Uma Cassandra (pode ser um homem, claro; nada relacionado a pessoas com este nome), pelo contrário, não entende o peso deste fardo. Só vê apenas como todos dariam atenção a se ele ou ela fizesse prognósticos exatos. O método não é importante. Muitos são apenas imaturos e eventualmente isso pode ser uma fase. O problema reside quando essa fase nunca é superada e passa a ser tomada como parte essencial deste processo. Quer dizer, o problema reside quando a pessoa em questão não foi capaz de superar sua necessidade pelos holofotes.

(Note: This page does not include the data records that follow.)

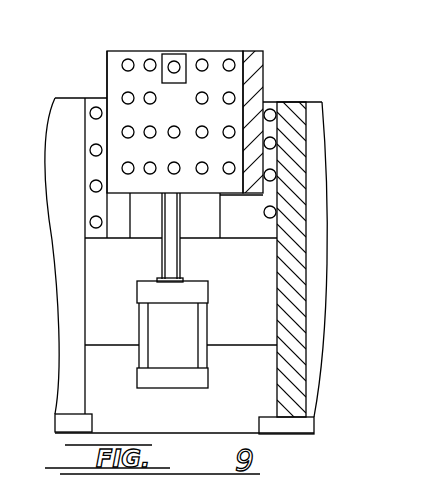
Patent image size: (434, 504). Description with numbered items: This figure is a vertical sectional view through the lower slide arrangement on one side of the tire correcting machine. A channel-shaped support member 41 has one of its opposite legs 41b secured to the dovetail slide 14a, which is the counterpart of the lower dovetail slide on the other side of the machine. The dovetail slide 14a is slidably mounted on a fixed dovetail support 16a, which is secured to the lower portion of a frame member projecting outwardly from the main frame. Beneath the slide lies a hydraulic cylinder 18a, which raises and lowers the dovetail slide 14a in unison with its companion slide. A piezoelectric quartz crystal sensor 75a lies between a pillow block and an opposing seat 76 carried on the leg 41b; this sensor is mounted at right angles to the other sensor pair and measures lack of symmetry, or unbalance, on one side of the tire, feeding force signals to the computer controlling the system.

The dovetail slide 14a is at (136, 56).
The seat 76 is at (187, 55).
The piezoelectric quartz crystal sensor 75a is at (178, 70).
The channel-shaped support member 41 is at (257, 86).
The leg 41b is at (112, 75).
The fixed dovetail support 16a is at (240, 223).
The hydraulic cylinder 18a is at (188, 317).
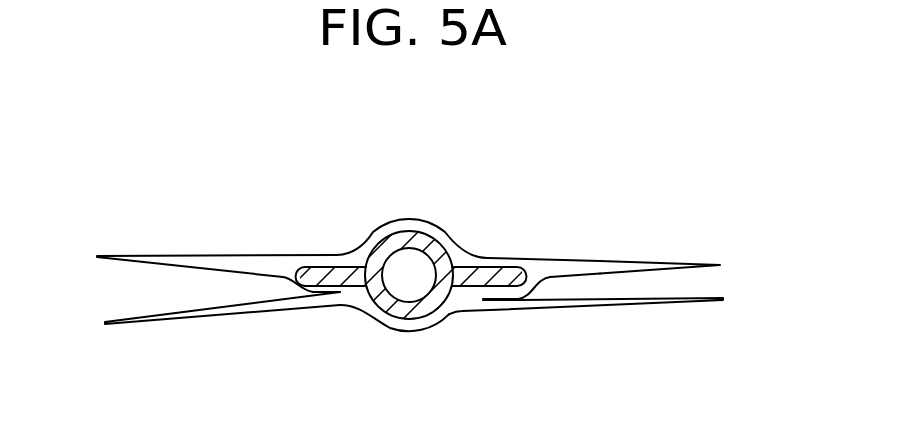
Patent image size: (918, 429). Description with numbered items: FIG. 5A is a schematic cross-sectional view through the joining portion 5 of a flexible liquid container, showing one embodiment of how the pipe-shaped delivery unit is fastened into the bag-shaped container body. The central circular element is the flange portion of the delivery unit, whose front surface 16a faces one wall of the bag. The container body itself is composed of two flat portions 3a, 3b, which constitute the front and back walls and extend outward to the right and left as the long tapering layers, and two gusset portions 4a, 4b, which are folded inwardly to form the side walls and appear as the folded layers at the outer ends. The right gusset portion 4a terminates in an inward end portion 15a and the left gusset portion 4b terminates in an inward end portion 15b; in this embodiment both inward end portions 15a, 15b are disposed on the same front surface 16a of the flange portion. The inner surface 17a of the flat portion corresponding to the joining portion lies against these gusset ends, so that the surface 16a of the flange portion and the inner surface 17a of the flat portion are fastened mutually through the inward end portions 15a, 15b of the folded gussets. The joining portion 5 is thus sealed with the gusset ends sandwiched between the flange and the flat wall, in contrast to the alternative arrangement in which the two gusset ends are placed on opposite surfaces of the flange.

Por vezes, essa superação surge quando uma profecia ruim se concretiza. Outras vezes, quando o autoconhecimento supera a necessidade pela atenção de outras pessoas. Mas em alguns casos, isso pode chegar a os extremos de dependência psicológica e aí é que reside o perigo. A chave de entendimento deste problema é perceber que só necessitamos de um oráculo quando pedimos. Uma Cassandra (repito, pode ser um homem), vai oferecer sua previsão mesmo que não seja pedido.

Como evitar esse tipo de problema? De um modo geral, Cassandras não são pessoas más. Apenas estão mal direcionadas e carentes de afeto. O perigo reside no fato de que por vezes um dom verdadeiro pode surgir em meio a toda essa carência e informação desnecessária e aleatória pode surgir causando mais estrago do que bem. Não os evite, mas evite alimentar seu vício. Se a Cassandra em questão joga muito bem tarô, não se consulte com essa pessoa, por mais que seja excelente sua leitura (e costuma ser). Se é um sonhador(a) ou um(a) excelente interpretador(a) de sonhos, não conte seus sonhos pra ele(a). Se vier contar um sonho, desconverse. E eduque, se você estiver em posição para isso, ou reze sinceramente para os Deuses para que essa fase acabe.

E por outro lado, se você conhece alguém que tem o dom e sabe como usá-lo, não torne a vida dessa pessoa um inferno com perguntas tolas. Muitos já têm muito com o que lidar, quer seja uma vida com seus próprios problemas, seja seus demônios interiores, surgidos das duras lides com o dom.